Das höhere Ziel bewusst machen
Im gleichen Team erhielt die Umgestaltung des Plannings eine gewisse Eigendynamik, an die ich im Traum nicht gedacht hätte. Es war wie ein Erdrutsch: Durch die Bewegung der ersten Schichten kamen weitere Schichten in Bewegung. Seitens PO kam die Idee, die Themen aus dem "Programm-Inkrement" des Bereiches, ein Zeitraum von drei Monaten, ins Planning hineinzunehmen, um die Fokussierung des Teams auf die anstehenden Ziele für das Quartal zu verbessern. Zudem konnten wir dadurch noch deutlicher sehen, an wieviele Themen auch auf höherer Ebene gleichzeitig gearbeitet wurde - und teilweise aus externen Gegebenheiten heraus gearbeitet werden musste. Abgesehen davon, dass das Team immer wieder durch hineingrätschende 3rd-Level-Support-Themen (ja, das auch noch!) von seinen Zielen abgelenkt wurde, konnten wir durch die Maßnahmen bereits besser sehen, wer an welchen Aufgaben saß, welchen Status diese hatten, und ob sie auf unserem Kanban-Board schon länger offen waren. Durch die höhere Transparenz der Aufgaben jedes Teammitglieds konnte auch gegenseitige Unterstützung gezielter angeboten werden ("ich mache Dir ein Review, ich empfehle Dir das, ich konnte dank Deines Tests dies umsetzen").
Umstrukturierung nach Kaizen
Insgesamt war meine Erwartung gewesen, dass das Planning entweder nach den ersten Maßnahmen insgesamt viel schneller umgestellt werden kann oder aber überhaupt nicht, weil man an liebgewordenen Gewohnheiten festklammert und sich nicht reinreden lassen möchte.
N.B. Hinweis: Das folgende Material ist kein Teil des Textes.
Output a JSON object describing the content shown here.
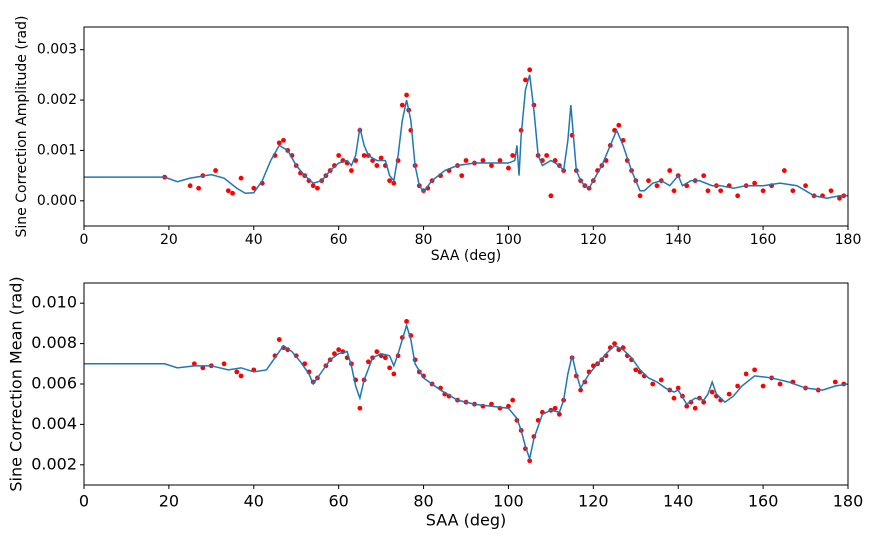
{
  "chart_data": [
    {
      "type": "line",
      "x_label": "SAA (deg)",
      "y_label": "Sine Correction Amplitude (rad)",
      "xlim": [
        0,
        180
      ],
      "xticks": [
        0,
        20,
        40,
        60,
        80,
        100,
        120,
        140,
        160,
        180
      ],
      "ylim": [
        -0.0005,
        0.00345
      ],
      "yticks": [
        {
          "value": 0,
          "label": "0.000"
        },
        0.001,
        0.002,
        0.003
      ],
      "series": [
        {
          "type": "scatter",
          "color": "#ff0000",
          "x": [
            19,
            25,
            27,
            28,
            31,
            34,
            35,
            37,
            40,
            42,
            45,
            46,
            47,
            48,
            49,
            50,
            51,
            52,
            53,
            54,
            55,
            56,
            57,
            58,
            59,
            60,
            61,
            62,
            63,
            64,
            65,
            66,
            67,
            68,
            69,
            70,
            71,
            72,
            73,
            74,
            75,
            76,
            76.5,
            77,
            78,
            79,
            80,
            81,
            82,
            84,
            86,
            88,
            89,
            90,
            92,
            94,
            96,
            98,
            100,
            101,
            103,
            104,
            105,
            106,
            107,
            108,
            109,
            110,
            111,
            112,
            113,
            115,
            116,
            117,
            118,
            119,
            120,
            121,
            122,
            123,
            124,
            125,
            126,
            127,
            128,
            129,
            130,
            131,
            133,
            135,
            136,
            138,
            139,
            140,
            142,
            144,
            146,
            147,
            149,
            150,
            152,
            154,
            156,
            158,
            160,
            162,
            165,
            167,
            170,
            172,
            174,
            176,
            178,
            179
          ],
          "values": [
            0.00047,
            0.0003,
            0.00025,
            0.0005,
            0.0006,
            0.0002,
            0.00015,
            0.00045,
            0.00025,
            0.00035,
            0.0009,
            0.00115,
            0.0012,
            0.001,
            0.0009,
            0.0007,
            0.00055,
            0.0005,
            0.0004,
            0.0003,
            0.00025,
            0.0004,
            0.0005,
            0.0006,
            0.0007,
            0.0009,
            0.0008,
            0.00075,
            0.0006,
            0.0008,
            0.0014,
            0.0009,
            0.0009,
            0.0008,
            0.0007,
            0.00085,
            0.0007,
            0.0004,
            0.00035,
            0.0008,
            0.0019,
            0.0021,
            0.0018,
            0.0014,
            0.0007,
            0.0003,
            0.0002,
            0.00025,
            0.0004,
            0.0005,
            0.0006,
            0.0007,
            0.0005,
            0.0008,
            0.00075,
            0.0008,
            0.0007,
            0.0008,
            0.00065,
            0.0009,
            0.0014,
            0.0024,
            0.0026,
            0.0019,
            0.0009,
            0.0008,
            0.0009,
            0.0001,
            0.0008,
            0.0007,
            0.0006,
            0.0013,
            0.0006,
            0.0004,
            0.0003,
            0.00025,
            0.0004,
            0.0006,
            0.0007,
            0.0008,
            0.0011,
            0.0014,
            0.0015,
            0.0012,
            0.0008,
            0.0006,
            0.0004,
            0.0001,
            0.0004,
            0.0003,
            0.0004,
            0.0006,
            0.0002,
            0.0005,
            0.0003,
            0.0004,
            0.0005,
            0.0002,
            0.0003,
            0.0002,
            0.0003,
            0.0001,
            0.0003,
            0.00035,
            0.0002,
            0.0003,
            0.0006,
            0.0002,
            0.0003,
            0.0001,
            0.0001,
            0.0002,
            5e-05,
            0.0001
          ]
        },
        {
          "type": "line",
          "color": "#1f77b4",
          "x": [
            0,
            19,
            22,
            25,
            30,
            33,
            36,
            38,
            40,
            42,
            44,
            46,
            48,
            50,
            52,
            54,
            56,
            58,
            60,
            62,
            63,
            64,
            65,
            66,
            67,
            69,
            71,
            72,
            73,
            74,
            75,
            76,
            77,
            78,
            79,
            80,
            82,
            85,
            88,
            92,
            96,
            100,
            101.5,
            102,
            102.5,
            103,
            104,
            105,
            106,
            107,
            108,
            110,
            112,
            113,
            114,
            114.7,
            115.3,
            116,
            117,
            118,
            119,
            120,
            122,
            124,
            125.5,
            127,
            129,
            131,
            132,
            134,
            136,
            138,
            140,
            141,
            143,
            145,
            148,
            150,
            153,
            156,
            160,
            164,
            168,
            172,
            175,
            178,
            180
          ],
          "values": [
            0.00047,
            0.00047,
            0.00038,
            0.00045,
            0.00052,
            0.00045,
            0.00025,
            0.00015,
            0.00016,
            0.0004,
            0.0008,
            0.0011,
            0.001,
            0.0007,
            0.0005,
            0.00035,
            0.0004,
            0.0006,
            0.00075,
            0.0008,
            0.0007,
            0.0009,
            0.00145,
            0.0011,
            0.0009,
            0.0008,
            0.0008,
            0.0005,
            0.0004,
            0.0009,
            0.0016,
            0.002,
            0.0016,
            0.0007,
            0.0003,
            0.00018,
            0.0004,
            0.0006,
            0.0007,
            0.00075,
            0.00075,
            0.00075,
            0.0008,
            0.0011,
            0.0005,
            0.0013,
            0.0022,
            0.0025,
            0.0018,
            0.0009,
            0.0007,
            0.0008,
            0.0007,
            0.0006,
            0.0012,
            0.0019,
            0.0013,
            0.0006,
            0.0004,
            0.0003,
            0.00025,
            0.0004,
            0.0007,
            0.0011,
            0.0014,
            0.0011,
            0.0006,
            0.0002,
            0.0002,
            0.00035,
            0.0004,
            0.0003,
            0.0005,
            0.0003,
            0.0004,
            0.0004,
            0.0003,
            0.0003,
            0.00025,
            0.0003,
            0.0003,
            0.00035,
            0.0003,
            0.0001,
            5e-05,
            0.0001,
            0.0001
          ]
        }
      ]
    },
    {
      "type": "line",
      "x_label": "SAA (deg)",
      "y_label": "Sine Correction Mean (rad)",
      "xlim": [
        0,
        180
      ],
      "xticks": [
        0,
        20,
        40,
        60,
        80,
        100,
        120,
        140,
        160,
        180
      ],
      "ylim": [
        0.001,
        0.011
      ],
      "yticks": [
        0.002,
        0.004,
        0.006,
        0.008,
        {
          "value": 0.01,
          "label": "0.010"
        }
      ],
      "series": [
        {
          "type": "scatter",
          "color": "#ff0000",
          "x": [
            26,
            28,
            30,
            33,
            36,
            37,
            40,
            45,
            46,
            47,
            48,
            50,
            52,
            53,
            54,
            55,
            57,
            58,
            59,
            60,
            61,
            62,
            63,
            64,
            65,
            66,
            67,
            68,
            69,
            70,
            71,
            72,
            73,
            74,
            75,
            76,
            77,
            78,
            79,
            80,
            82,
            84,
            85,
            86,
            88,
            90,
            92,
            94,
            96,
            98,
            100,
            101,
            102,
            103,
            104,
            105,
            106,
            107,
            108,
            110,
            111,
            112,
            113,
            115,
            116,
            117,
            118,
            119,
            120,
            121,
            122,
            123,
            124,
            125,
            126,
            127,
            128,
            129,
            130,
            131,
            132,
            134,
            136,
            138,
            139,
            140,
            141,
            142,
            143,
            144,
            145,
            146,
            148,
            149,
            150,
            152,
            154,
            156,
            158,
            160,
            162,
            164,
            167,
            170,
            173,
            177,
            179
          ],
          "values": [
            0.007,
            0.0068,
            0.0069,
            0.007,
            0.0066,
            0.0064,
            0.0067,
            0.0074,
            0.0082,
            0.0078,
            0.0077,
            0.0074,
            0.007,
            0.0066,
            0.0061,
            0.0063,
            0.0069,
            0.0072,
            0.0075,
            0.0077,
            0.0076,
            0.0073,
            0.007,
            0.0062,
            0.0048,
            0.0062,
            0.0071,
            0.0073,
            0.0076,
            0.0074,
            0.0073,
            0.0068,
            0.0065,
            0.0074,
            0.0083,
            0.0091,
            0.0084,
            0.0072,
            0.0066,
            0.0064,
            0.006,
            0.0058,
            0.0055,
            0.0054,
            0.0052,
            0.0051,
            0.005,
            0.0049,
            0.005,
            0.0048,
            0.0049,
            0.0052,
            0.0042,
            0.0037,
            0.0028,
            0.0022,
            0.0034,
            0.0042,
            0.0046,
            0.0047,
            0.0048,
            0.0045,
            0.0052,
            0.0073,
            0.0064,
            0.0057,
            0.0061,
            0.0066,
            0.0069,
            0.007,
            0.0072,
            0.0074,
            0.0078,
            0.008,
            0.0077,
            0.0078,
            0.0074,
            0.0072,
            0.0067,
            0.0066,
            0.0064,
            0.006,
            0.0062,
            0.0057,
            0.0053,
            0.0058,
            0.0054,
            0.0049,
            0.0051,
            0.0048,
            0.0053,
            0.0051,
            0.0056,
            0.0054,
            0.0052,
            0.0055,
            0.0059,
            0.0065,
            0.0067,
            0.0059,
            0.0063,
            0.006,
            0.0061,
            0.0058,
            0.0057,
            0.0061,
            0.006
          ]
        },
        {
          "type": "line",
          "color": "#1f77b4",
          "x": [
            0,
            19,
            22,
            26,
            30,
            34,
            37,
            40,
            43,
            45,
            47,
            49,
            51,
            53,
            54,
            56,
            58,
            60,
            62,
            63,
            64,
            65,
            66,
            68,
            70,
            72,
            73,
            74,
            76,
            77,
            78,
            80,
            84,
            88,
            92,
            96,
            100,
            102,
            103,
            104,
            105,
            106,
            108,
            110,
            112,
            113,
            114,
            115,
            116,
            117,
            119,
            121,
            123,
            125,
            127,
            129,
            131,
            133,
            135,
            137,
            139,
            140,
            142,
            144,
            146,
            147,
            148,
            149,
            151,
            153,
            155,
            158,
            162,
            166,
            170,
            174,
            177,
            180
          ],
          "values": [
            0.007,
            0.007,
            0.0068,
            0.0069,
            0.0069,
            0.0067,
            0.0068,
            0.0066,
            0.0067,
            0.0073,
            0.0079,
            0.0076,
            0.0071,
            0.0065,
            0.006,
            0.0066,
            0.0072,
            0.0075,
            0.0076,
            0.0069,
            0.0059,
            0.0053,
            0.0062,
            0.0073,
            0.0075,
            0.0074,
            0.0069,
            0.0075,
            0.0089,
            0.0082,
            0.007,
            0.0063,
            0.0057,
            0.0052,
            0.005,
            0.0049,
            0.0048,
            0.0043,
            0.0037,
            0.0029,
            0.0023,
            0.0033,
            0.0045,
            0.0047,
            0.0046,
            0.0052,
            0.0065,
            0.0074,
            0.0065,
            0.0058,
            0.0065,
            0.007,
            0.0075,
            0.0079,
            0.0077,
            0.0073,
            0.0067,
            0.0063,
            0.0061,
            0.0058,
            0.0056,
            0.0057,
            0.005,
            0.0053,
            0.0052,
            0.0055,
            0.0061,
            0.0055,
            0.0051,
            0.0054,
            0.0059,
            0.0064,
            0.0063,
            0.0061,
            0.0058,
            0.0057,
            0.0059,
            0.006
          ]
        }
      ]
    }
  ]
}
Letzteres war zum Glück nicht der Fall, aber die Veränderungen zogen sich über eine ganze Reihe von Monaten hin, da immer wieder Zeit für Absprachen zur Umsetzung von Maßnahmen fehlte oder nur ich als Teamcoach eine gewisse Dringlichkeit bei bestimmten Themen sah. (Immerin entspannt es, wenn man sein Angebot gemacht hat, die andere Seite das Ansinnen auch versteht, aber aktuell nicht darauf anspringt.) Die Verbindung zu einer später eingeführten EPIC-Ownership hatte ich zunächst gar nicht gesehen, diese dürfte jedoch die Lage stets verbessern, da sie eine bessere Verteilung der Aufgaben bewirkt und außerdem dem PO dezidierte Ansprechpartner zur Verfügung stellt, die ihre Teil-Themen vorantreiben müssen und auch für deren Darstellung nach außen sowie deren Aufbereitung für das Planning und etwaige Refinements verantwortlich sind.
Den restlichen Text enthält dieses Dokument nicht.